Hugging Face has become the GitHub of machine learning — the central hub for discovering, sharing, and deploying ML models. With 200,000+ pre-trained models, 50,000+ datasets, and Inference Endpoints for one-click deployment, Hugging Face dramatically reduces the barrier to...
ZTABS builds ml model deployment with Hugging Face — delivering production-grade solutions backed by 500+ projects and 10+ years of experience. Hugging Face has become the GitHub of machine learning — the central hub for discovering, sharing, and deploying ML models. With 200,000+ pre-trained models, 50,000+ datasets, and Inference Endpoints for one-click deployment, Hugging Face dramatically reduces the barrier to shipping ML features. Get a free consultation →
500+
Projects Delivered
4.9/5
Client Rating
10+
Years Experience
Hugging Face is a proven choice for ml model deployment. Our team has delivered hundreds of ml model deployment projects with Hugging Face, and the results speak for themselves.
Hugging Face has become the GitHub of machine learning — the central hub for discovering, sharing, and deploying ML models. With 200,000+ pre-trained models, 50,000+ datasets, and Inference Endpoints for one-click deployment, Hugging Face dramatically reduces the barrier to shipping ML features.

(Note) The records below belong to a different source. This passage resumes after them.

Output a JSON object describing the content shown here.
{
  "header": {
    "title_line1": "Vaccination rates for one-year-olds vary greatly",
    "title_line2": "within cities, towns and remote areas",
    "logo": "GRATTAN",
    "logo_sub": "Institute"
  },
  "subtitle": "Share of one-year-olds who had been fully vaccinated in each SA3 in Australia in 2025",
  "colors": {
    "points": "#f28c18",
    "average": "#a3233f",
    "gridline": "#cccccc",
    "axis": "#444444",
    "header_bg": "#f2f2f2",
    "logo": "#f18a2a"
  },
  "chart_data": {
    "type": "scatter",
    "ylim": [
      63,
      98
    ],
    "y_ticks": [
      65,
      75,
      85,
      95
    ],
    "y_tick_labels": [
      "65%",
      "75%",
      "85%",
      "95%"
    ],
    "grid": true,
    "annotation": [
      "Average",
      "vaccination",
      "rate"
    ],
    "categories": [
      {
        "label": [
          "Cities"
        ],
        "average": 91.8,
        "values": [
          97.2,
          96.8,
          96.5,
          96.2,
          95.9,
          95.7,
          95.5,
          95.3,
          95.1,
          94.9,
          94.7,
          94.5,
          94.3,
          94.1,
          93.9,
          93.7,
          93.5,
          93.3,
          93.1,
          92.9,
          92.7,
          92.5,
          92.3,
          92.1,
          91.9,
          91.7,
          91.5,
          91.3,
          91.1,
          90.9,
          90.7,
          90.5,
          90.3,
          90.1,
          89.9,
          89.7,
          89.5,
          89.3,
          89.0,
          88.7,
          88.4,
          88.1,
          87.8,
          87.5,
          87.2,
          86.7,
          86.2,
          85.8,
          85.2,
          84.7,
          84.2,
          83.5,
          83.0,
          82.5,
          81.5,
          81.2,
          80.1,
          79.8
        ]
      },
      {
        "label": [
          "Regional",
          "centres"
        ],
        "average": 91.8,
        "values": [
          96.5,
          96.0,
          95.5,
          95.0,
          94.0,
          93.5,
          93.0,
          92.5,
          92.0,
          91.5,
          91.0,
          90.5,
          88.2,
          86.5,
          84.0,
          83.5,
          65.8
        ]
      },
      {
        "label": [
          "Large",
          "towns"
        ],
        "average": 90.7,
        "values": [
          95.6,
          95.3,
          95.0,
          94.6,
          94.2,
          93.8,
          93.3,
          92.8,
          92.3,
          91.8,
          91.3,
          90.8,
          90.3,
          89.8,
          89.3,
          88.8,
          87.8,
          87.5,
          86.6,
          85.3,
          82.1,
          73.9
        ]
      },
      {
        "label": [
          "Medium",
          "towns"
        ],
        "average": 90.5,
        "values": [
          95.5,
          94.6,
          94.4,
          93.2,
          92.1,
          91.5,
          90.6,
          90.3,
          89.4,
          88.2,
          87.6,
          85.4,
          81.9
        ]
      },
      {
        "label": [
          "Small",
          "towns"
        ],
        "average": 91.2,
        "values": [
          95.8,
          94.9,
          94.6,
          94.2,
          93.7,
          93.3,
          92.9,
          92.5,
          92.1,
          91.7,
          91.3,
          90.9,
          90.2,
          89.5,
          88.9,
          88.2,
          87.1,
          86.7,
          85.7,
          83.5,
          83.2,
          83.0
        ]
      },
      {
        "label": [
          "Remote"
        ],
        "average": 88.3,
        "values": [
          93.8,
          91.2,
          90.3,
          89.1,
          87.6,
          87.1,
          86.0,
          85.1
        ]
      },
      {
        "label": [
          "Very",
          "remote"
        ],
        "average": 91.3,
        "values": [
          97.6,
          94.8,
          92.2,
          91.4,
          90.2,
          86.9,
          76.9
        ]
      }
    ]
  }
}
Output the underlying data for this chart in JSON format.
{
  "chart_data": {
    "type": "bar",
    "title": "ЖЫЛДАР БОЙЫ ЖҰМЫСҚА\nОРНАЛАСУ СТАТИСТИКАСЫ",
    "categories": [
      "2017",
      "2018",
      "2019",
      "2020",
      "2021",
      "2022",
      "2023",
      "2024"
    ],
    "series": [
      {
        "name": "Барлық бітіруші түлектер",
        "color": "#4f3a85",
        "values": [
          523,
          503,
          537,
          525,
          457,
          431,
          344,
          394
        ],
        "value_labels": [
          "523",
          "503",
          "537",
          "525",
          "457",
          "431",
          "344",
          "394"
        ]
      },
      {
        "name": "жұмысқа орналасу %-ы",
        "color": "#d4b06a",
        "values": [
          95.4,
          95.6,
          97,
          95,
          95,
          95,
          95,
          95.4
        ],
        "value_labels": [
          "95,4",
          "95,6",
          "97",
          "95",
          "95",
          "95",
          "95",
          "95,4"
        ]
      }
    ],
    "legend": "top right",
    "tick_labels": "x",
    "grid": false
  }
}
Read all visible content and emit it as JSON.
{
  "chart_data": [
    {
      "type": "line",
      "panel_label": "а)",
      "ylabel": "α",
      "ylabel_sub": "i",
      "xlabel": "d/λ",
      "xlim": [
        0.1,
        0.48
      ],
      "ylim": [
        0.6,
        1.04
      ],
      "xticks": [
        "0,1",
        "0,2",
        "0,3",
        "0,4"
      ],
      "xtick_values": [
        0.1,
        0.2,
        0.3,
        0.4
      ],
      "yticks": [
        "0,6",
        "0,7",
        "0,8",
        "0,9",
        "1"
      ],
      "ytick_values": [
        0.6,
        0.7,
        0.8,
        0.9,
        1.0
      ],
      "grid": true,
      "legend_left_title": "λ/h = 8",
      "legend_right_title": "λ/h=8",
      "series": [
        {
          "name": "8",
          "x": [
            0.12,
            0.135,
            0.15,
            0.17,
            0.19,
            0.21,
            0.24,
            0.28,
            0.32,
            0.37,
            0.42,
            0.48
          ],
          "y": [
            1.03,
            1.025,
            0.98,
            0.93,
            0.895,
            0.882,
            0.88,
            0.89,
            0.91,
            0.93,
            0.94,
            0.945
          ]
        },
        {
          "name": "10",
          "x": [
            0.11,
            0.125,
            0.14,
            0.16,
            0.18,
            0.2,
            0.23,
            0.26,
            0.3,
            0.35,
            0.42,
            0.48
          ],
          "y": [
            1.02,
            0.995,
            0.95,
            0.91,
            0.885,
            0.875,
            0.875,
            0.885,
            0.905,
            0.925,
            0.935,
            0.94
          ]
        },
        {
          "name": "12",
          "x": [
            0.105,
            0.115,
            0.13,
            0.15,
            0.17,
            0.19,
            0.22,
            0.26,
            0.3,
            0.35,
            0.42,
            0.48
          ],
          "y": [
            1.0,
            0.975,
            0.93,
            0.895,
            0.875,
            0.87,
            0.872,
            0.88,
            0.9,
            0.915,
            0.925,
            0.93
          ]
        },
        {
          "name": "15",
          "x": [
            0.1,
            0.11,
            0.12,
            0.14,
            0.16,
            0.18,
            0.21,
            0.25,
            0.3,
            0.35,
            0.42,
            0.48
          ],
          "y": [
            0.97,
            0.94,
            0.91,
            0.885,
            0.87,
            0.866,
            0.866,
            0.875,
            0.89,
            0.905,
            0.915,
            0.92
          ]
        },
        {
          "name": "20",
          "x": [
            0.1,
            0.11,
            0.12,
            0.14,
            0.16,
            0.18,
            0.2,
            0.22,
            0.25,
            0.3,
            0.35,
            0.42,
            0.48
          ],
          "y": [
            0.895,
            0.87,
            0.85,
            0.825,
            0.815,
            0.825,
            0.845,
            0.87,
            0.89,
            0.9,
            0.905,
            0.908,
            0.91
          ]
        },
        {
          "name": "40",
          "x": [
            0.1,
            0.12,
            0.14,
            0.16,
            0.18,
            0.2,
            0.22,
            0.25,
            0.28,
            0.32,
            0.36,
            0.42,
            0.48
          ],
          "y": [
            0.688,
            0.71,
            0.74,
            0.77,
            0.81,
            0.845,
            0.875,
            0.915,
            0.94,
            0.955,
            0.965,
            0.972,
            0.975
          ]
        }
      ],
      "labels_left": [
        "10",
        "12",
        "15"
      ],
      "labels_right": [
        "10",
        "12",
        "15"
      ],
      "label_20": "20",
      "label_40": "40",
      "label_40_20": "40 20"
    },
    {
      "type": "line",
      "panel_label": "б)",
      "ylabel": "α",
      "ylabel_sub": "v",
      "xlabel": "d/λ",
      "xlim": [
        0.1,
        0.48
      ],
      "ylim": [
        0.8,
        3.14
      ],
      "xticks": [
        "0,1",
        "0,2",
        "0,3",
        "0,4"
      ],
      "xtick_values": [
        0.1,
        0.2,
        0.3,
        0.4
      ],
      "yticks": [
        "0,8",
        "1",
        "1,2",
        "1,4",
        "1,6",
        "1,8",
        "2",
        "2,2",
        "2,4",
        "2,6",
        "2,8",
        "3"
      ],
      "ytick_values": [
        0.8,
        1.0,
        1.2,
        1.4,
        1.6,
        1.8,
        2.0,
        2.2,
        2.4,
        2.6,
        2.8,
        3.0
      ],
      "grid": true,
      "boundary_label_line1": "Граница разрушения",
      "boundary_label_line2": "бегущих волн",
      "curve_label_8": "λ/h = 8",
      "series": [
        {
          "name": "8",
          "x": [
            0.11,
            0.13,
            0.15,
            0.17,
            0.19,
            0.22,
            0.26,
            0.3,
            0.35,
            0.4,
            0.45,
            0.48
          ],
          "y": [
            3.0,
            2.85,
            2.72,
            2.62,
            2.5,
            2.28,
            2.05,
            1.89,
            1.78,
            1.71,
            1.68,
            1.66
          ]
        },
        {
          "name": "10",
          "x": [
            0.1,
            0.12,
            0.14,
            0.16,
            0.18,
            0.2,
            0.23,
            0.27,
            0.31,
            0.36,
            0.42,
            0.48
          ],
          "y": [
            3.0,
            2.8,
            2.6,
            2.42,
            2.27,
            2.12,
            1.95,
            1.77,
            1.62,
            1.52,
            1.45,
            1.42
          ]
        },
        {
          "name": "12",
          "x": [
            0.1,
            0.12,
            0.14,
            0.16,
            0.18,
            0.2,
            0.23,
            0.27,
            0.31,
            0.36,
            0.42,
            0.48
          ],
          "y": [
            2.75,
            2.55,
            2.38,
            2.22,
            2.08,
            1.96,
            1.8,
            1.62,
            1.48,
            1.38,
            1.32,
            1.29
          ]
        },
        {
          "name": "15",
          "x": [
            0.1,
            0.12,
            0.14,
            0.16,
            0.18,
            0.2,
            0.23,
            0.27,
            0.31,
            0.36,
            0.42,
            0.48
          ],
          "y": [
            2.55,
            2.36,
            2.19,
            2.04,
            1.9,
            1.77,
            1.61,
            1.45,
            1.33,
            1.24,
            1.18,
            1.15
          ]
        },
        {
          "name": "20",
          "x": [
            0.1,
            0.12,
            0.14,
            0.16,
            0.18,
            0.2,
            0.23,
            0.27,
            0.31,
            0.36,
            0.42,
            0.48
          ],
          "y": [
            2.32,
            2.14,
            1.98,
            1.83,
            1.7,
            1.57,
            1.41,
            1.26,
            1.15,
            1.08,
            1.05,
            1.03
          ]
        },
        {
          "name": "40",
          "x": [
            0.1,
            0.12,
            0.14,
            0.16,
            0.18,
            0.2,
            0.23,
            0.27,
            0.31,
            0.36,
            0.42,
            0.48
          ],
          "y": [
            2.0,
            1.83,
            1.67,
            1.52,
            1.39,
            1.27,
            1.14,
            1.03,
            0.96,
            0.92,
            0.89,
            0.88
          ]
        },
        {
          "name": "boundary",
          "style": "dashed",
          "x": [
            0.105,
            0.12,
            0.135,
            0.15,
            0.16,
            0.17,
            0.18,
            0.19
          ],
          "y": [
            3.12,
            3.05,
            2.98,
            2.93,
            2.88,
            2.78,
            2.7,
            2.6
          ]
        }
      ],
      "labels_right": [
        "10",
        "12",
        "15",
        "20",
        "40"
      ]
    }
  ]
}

Inference Endpoints deploy any model from the Hub to a dedicated, auto-scaling infrastructure in minutes. For teams that want pre-trained AI capabilities without building ML infrastructure from scratch, Hugging Face is the fastest path from model selection to production.
Browse models for any task — text, vision, audio, multimodal. Filter by performance, license, and size. Most models are free and open-weight.
Inference Endpoints deploy any model to auto-scaling GPU/CPU infrastructure. No Docker, Kubernetes, or ML engineering required.
AutoTrain and the Trainer API make fine-tuning pre-trained models on your data accessible to developers without ML expertise.
Private model repos, access controls, inference caching, and compliance certifications (SOC 2, HIPAA eligible) for enterprise deployments.
Building ml model deployment with Hugging Face?
Our team has delivered hundreds of Hugging Face projects. Talk to a senior engineer today.
Schedule a CallStart with Inference Endpoints for fast deployment, then migrate to self-hosted TGI when you need cost optimization or custom infrastructure control.
Hugging Face has become the go-to choice for ml model deployment because it balances developer productivity with production performance. The ecosystem maturity means fewer custom solutions and faster time-to-market.
| Layer | Tool |
|---|---|
| Platform | Hugging Face Hub |
| Deployment | Inference Endpoints |
| Training | Transformers / AutoTrain |
| Serving | TGI (Text Generation Inference) |
| Monitoring | Inference endpoint metrics |
| Integration | REST API / Python client |
Deploying ML with Hugging Face starts by selecting a model from the Hub based on your task. For text tasks, Transformers provides a unified API — load any model with two lines of code. Inference Endpoints deploy the model to dedicated GPU instances with auto-scaling based on traffic.
The Text Generation Inference (TGI) server optimizes LLM serving with continuous batching and quantization. For custom needs, fine-tune with the Trainer API on your labeled dataset — LoRA adapters keep compute costs low. AutoTrain provides a no-code interface for fine-tuning without writing any code.
Models are versioned in the Hub, with model cards documenting performance, limitations, and intended use. Private repos and organization controls enable secure enterprise workflows.
Our senior Hugging Face engineers have delivered 500+ projects. Get a free consultation with a technical architect.